This program (developed by Markus Klepp and Arnaud Moreau) helps you to render your volume data. It was developed as an exercise for the lab Visualization at the Vienna University of Technology. The rendering algorithm is based on the legendary paper "Display of Surfaces from Volume Data" by Marc Levoy.

features:
. fully editable transferfunction
. 4 rendering modes (MIP, Levoy, first-hit)
. intuitive and non-standard GUI
. rendering in hardware (shaders)

The program is based on OpenGL and GLUT. Rendering was implemented using GLSL shaders.

 

The GUI

The GUI is inspired by Exposé from Apple Computers (http://www.apple.com/macosx/features/expose/) so you can access the GUI elements by moving the mouse to the corners of the window.
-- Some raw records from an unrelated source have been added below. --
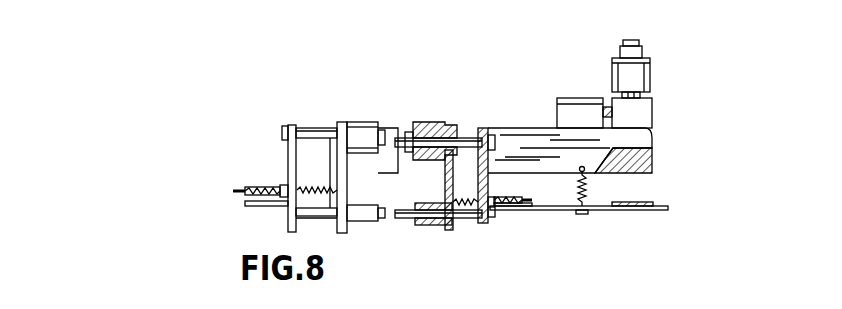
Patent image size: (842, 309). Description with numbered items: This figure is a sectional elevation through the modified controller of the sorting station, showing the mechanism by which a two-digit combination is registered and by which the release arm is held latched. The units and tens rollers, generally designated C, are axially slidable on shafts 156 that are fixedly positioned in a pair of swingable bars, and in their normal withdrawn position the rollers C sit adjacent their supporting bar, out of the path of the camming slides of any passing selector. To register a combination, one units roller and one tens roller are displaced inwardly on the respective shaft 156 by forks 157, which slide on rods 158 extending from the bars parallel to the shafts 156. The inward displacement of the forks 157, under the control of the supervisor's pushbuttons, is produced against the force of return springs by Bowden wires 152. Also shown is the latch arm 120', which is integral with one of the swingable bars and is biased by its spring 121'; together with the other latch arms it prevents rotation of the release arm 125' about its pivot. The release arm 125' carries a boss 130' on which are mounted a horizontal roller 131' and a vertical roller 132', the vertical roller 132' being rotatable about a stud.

The rollers C is at (428, 122).
The Bowden wires 152 is at (258, 180).
The shafts 156 is at (470, 140).
The forks 157 is at (447, 186).
The rods 158 is at (412, 220).
The latch arm 120' is at (570, 135).
The spring 121' is at (602, 191).
The release arm 125' is at (643, 160).
The boss 130' is at (652, 113).
The horizontal roller 131' is at (584, 102).
The vertical roller 132' is at (652, 69).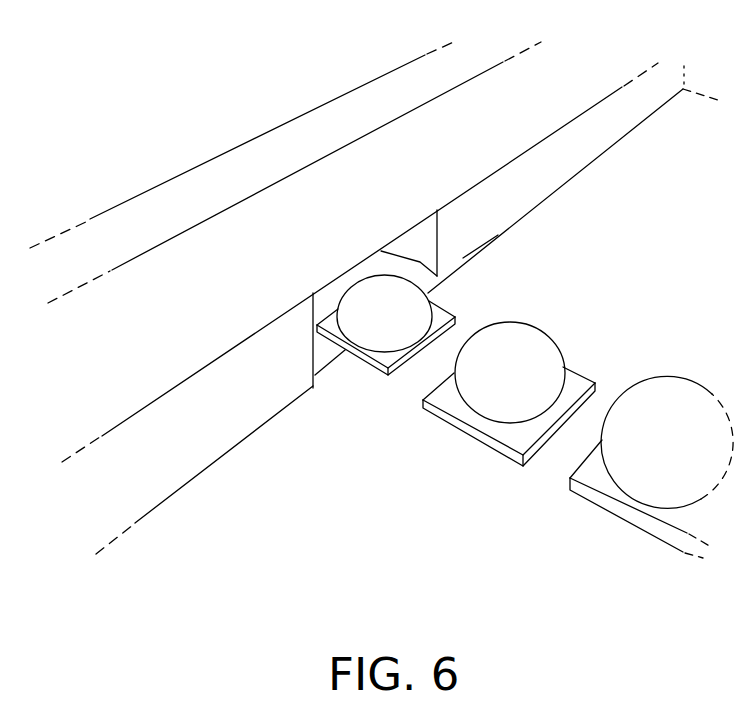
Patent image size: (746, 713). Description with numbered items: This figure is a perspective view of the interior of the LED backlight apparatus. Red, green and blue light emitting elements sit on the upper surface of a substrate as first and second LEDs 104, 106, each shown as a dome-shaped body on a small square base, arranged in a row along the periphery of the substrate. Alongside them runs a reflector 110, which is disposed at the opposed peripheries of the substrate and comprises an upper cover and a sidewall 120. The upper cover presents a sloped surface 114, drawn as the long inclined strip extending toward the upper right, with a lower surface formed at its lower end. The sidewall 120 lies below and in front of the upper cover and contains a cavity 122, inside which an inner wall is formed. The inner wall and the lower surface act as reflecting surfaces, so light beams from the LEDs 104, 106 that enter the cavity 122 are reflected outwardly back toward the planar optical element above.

The reflector 110 is at (185, 148).
The sloped surface 114 is at (372, 150).
The sidewall 120 is at (243, 410).
The cavity 122 is at (372, 267).
The first LED 104 is at (404, 284).
The second LED 106 is at (533, 337).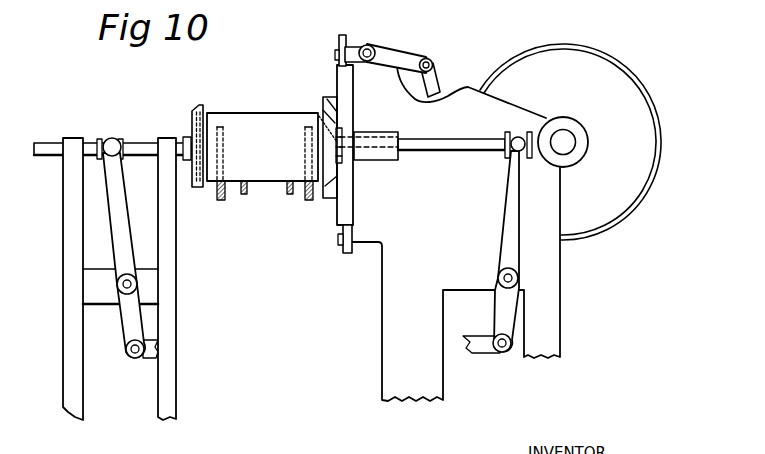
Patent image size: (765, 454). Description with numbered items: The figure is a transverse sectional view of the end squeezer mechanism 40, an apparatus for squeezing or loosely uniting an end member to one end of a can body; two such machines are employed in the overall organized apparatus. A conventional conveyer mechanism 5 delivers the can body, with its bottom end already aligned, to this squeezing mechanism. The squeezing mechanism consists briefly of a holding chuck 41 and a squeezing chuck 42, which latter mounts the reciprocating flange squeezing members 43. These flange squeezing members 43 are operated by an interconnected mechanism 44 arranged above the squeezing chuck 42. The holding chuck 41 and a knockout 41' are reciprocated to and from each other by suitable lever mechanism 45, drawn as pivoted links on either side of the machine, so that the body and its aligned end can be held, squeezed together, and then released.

The conveyer mechanism 5 is at (309, 200).
The end squeezer mechanism 40 is at (550, 288).
The holding chuck 41 is at (186, 129).
The knockout 41' is at (310, 141).
The squeezing chuck 42 is at (331, 97).
The flange squeezing members 43 is at (346, 41).
The interconnected mechanism 44 is at (387, 57).
The lever mechanism 45 is at (124, 221).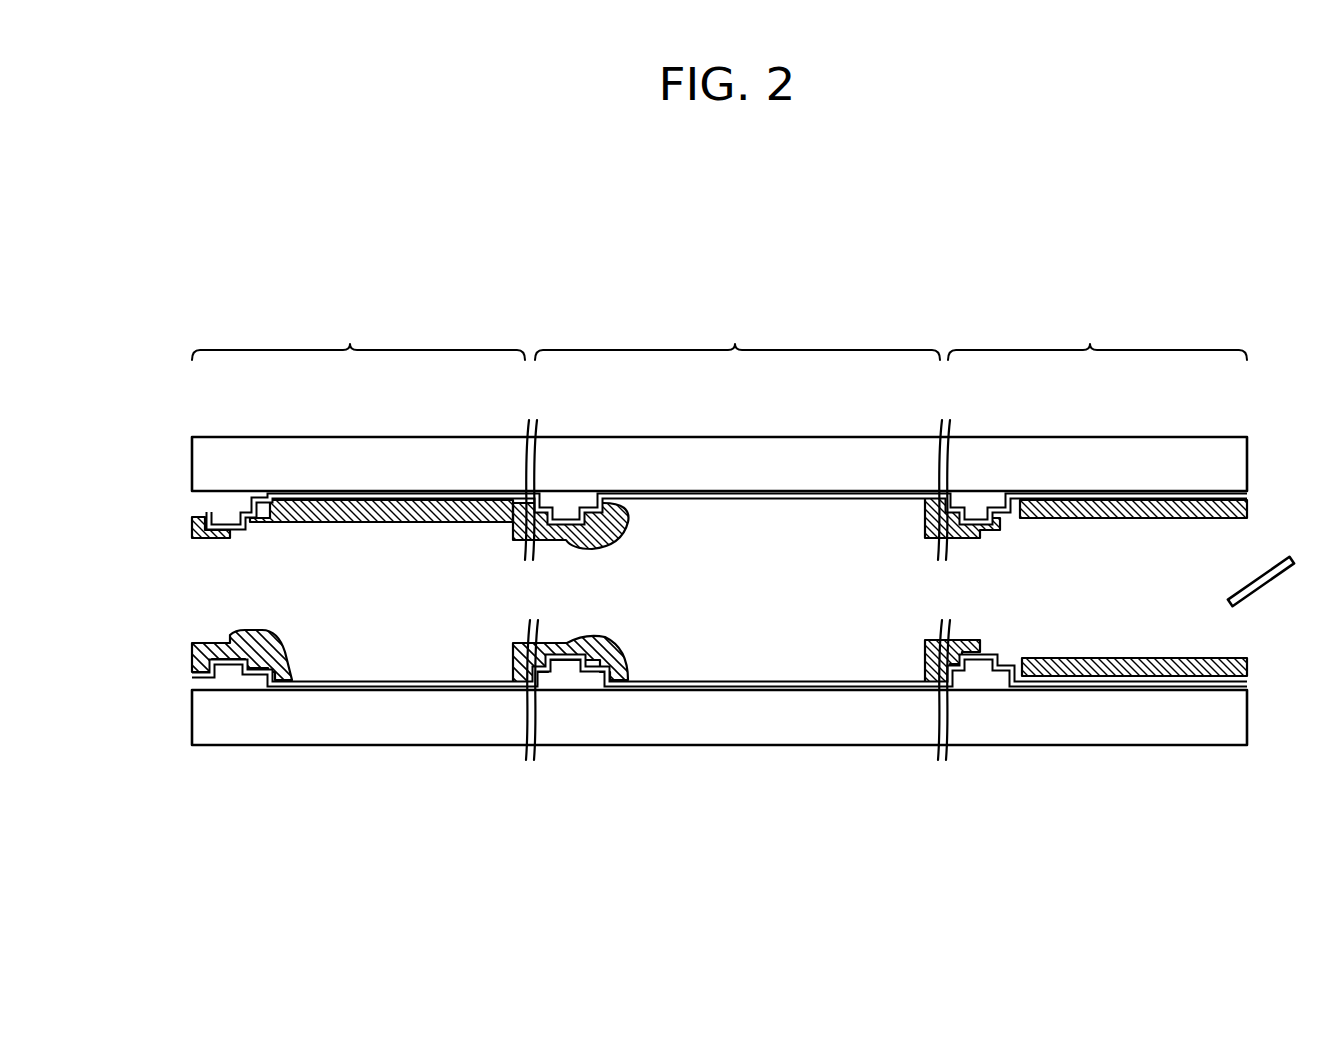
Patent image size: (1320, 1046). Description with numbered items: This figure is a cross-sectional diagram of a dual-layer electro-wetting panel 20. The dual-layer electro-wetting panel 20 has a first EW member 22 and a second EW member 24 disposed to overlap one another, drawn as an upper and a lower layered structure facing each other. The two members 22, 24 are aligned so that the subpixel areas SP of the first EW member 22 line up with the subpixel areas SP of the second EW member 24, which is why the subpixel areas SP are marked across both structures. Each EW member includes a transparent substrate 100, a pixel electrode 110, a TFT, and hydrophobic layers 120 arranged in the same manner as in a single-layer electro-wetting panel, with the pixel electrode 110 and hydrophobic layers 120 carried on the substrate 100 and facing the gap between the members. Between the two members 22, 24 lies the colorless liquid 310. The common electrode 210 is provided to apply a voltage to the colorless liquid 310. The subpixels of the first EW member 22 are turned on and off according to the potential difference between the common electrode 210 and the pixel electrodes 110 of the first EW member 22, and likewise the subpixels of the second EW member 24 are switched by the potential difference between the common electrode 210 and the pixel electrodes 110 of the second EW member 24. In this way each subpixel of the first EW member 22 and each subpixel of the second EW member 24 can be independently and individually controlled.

The dual-layer electro-wetting panel 20 is at (695, 537).
The first EW member 22 is at (695, 598).
The second EW member 24 is at (180, 637).
The substrate 100 is at (250, 453).
The pixel electrode 110 is at (466, 490).
The hydrophobic layer 120 is at (381, 497).
The colorless liquid 310 is at (765, 596).
The common electrode 210 is at (1262, 588).
The subpixel area SP is at (543, 320).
We have 4 elements:

Transferfunction Editor (upper left corner)
Axis Align Element (lower left corner – always visible)
Slicing Element (lower right corner)
Render Mode Element (upper right corner)

The Transferfunction Editor allows you to edit the transferfunction used to render the volume data. On the background it shows a histogram of the density values in the data which helps you to find peaks and place the function nodes. You can assign a color and an opacity value to each node, by clicking on it. The opacity value is the y position of the node. A new node can be created by clicking anywhere in the Transferfunction space. Of course also dragging existing nodes is allowed.

The Axis Align Element always shows the correct orientation of your volume in the main frame. You can change the orientation by dragging the mouse on the volume. Furthermore it can axis-align your volume by clicking on one of the coordinates.

The Slicing Element is used to change to slicing mode. You can move through the slices by using the slider or clicking the arrow.

The Render Mode Element allows you to change the rendering mode. First Hit Rendering shows the voxel on the entry position of the ray, depending on the chosen density value. MIP (Maximum intensity projection) shows the voxel with the maximum intensity and Levoy Mode performs compositing as proposed in his paper "Display of Surfaces from Volume Data".

When holding the ALT key and dragging the mouse, the camera distance is changed.